LLMs Know More Than Words: A Genre Study with Syntax, Metaphor & Phonetics
Weiye Shi, Zhaowei Zhang, Shaoheng Yan, Yaodong Yang
TL;DR
The paper investigates whether large language models capture latent linguistic features beyond surface text by constructing a multilingual genre dataset derived from Project Gutenberg and augmenting inputs with explicit features capturing syntax, metaphor, and metre. Through fine-tuning encoder models on three binary genre tasks across six languages, the study demonstrates that metre patterns provide the most consistent performance gains, while syntactic and metaphor signals yield selective improvements depending on task and language. The findings highlight the value of incorporating deeper linguistic signals into LLM training to improve genre classification and interpretability, with implications for cross-linguistic stylistic analysis.
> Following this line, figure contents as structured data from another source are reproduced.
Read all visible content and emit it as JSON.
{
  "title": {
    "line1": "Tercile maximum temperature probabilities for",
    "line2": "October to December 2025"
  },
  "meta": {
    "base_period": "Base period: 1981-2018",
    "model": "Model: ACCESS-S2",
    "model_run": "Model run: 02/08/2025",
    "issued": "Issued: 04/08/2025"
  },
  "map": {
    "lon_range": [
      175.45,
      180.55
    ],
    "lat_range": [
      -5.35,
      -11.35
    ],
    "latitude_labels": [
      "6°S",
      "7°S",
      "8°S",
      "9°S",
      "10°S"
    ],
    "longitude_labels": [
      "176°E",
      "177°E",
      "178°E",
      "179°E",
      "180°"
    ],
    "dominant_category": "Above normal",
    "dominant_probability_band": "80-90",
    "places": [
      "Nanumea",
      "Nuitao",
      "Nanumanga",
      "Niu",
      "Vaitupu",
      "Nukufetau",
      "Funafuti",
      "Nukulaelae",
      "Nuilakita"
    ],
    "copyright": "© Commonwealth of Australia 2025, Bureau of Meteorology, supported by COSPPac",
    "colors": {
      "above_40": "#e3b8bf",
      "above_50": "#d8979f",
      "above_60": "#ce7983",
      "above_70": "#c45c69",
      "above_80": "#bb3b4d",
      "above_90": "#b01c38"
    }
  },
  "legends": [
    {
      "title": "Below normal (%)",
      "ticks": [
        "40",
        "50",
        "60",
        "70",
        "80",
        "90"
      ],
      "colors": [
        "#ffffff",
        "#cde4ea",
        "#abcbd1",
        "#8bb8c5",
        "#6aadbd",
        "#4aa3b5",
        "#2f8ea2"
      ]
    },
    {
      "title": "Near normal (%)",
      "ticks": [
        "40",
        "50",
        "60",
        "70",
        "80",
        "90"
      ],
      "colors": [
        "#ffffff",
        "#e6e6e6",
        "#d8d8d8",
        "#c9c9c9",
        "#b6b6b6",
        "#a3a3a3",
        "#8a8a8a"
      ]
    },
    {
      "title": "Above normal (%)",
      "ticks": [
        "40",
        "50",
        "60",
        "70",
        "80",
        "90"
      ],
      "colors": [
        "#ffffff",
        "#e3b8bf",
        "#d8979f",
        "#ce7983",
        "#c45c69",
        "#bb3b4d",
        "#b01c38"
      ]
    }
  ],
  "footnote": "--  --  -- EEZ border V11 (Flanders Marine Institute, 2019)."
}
The work contributes a new multilingual resource and a framework for probing how latent linguistic structures influence NLP tasks beyond mere word usage.
Abstract
Large language models (LLMs) demonstrate remarkable potential across diverse language related tasks, yet whether they capture deeper linguistic properties, such as syntactic structure, phonetic cues, and metrical patterns from raw text remains unclear. To analysis whether LLMs can learn these features effectively and apply them to important nature language related tasks, we introduce a novel multilingual genre classification dataset derived from Project Gutenberg, a large-scale digital library offering free access to thousands of public domain literary works, comprising thousands of sentences per binary task (poetry vs. novel;drama vs. poetry;drama vs. novel) in six languages (English, French, German, Italian, Spanish, and Portuguese). We augment each with three explicit linguistic feature sets (syntactic tree structures, metaphor counts, and phonetic metrics) to evaluate their impact on classification performance. Experiments demonstrate that although LLM classifiers can learn latent linguistic structures either from raw text or from explicitly provided features, different features contribute unevenly across tasks, which underscores the importance of incorporating more complex linguistic signals during model training.